Saya sangat terkesan dengan drama adaptasi manga yang satu ini. Apalagi cerita bertema keluarga merupakan salah satu tema favorit saya. Sekadar referensi, rating IMDB untuk drama ini adalah 8,7/10. Rasanya, Kotaro Lives Alone akan jadi salah satu drama yang tidak akan bosan saya tonton berulang kali layaknya Reply 1988 dan Hospital Playlist.
Ada yang sudah nonton juga?
wah jadi mau nonton tapi ternyata gak ada di Netflix sini 😦
LikeLike
Eh iya ya Cha.. temenku di UK juga kemarin nyari.
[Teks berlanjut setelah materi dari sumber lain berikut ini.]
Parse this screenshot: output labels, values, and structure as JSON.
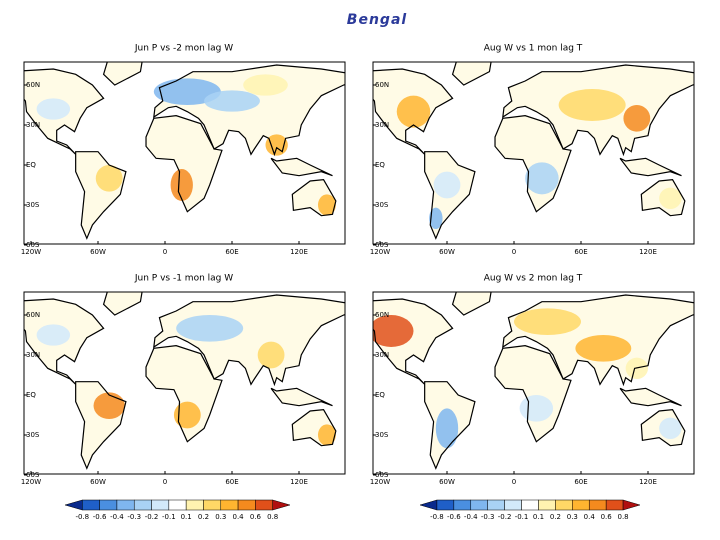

Kadang beda-beda gitu ya di tiap wilayah. Atau mungkin rilisnya nggak barengan. Semoga nyusul ada di sana juga. 😀
LikeLike
Baru berani baca setelah nonton serialnya haha. Memang bagus. Setiap kali Kataro bilang, “baik” atau, “iya” tuh kayak udah gede banget. Soal tisu kenapa harus mahal dan dia pas sleepwalking tuh mengharukan.
LikeLiked by 1 person
Huhu.. iyaa, yang tisu itu aku baru tahu sih ada kebiasaan spt itu. Aku sampai googling tapi nggak nemu info yang relevan. Nonton 10 episode itu rasanya ikutan sayang sama Kotaro. Mau jadi tetangganya jg. Haha..
LikeLike
Blm langganan Netflix sih. Klo udah langganan, ntr ditonton deh.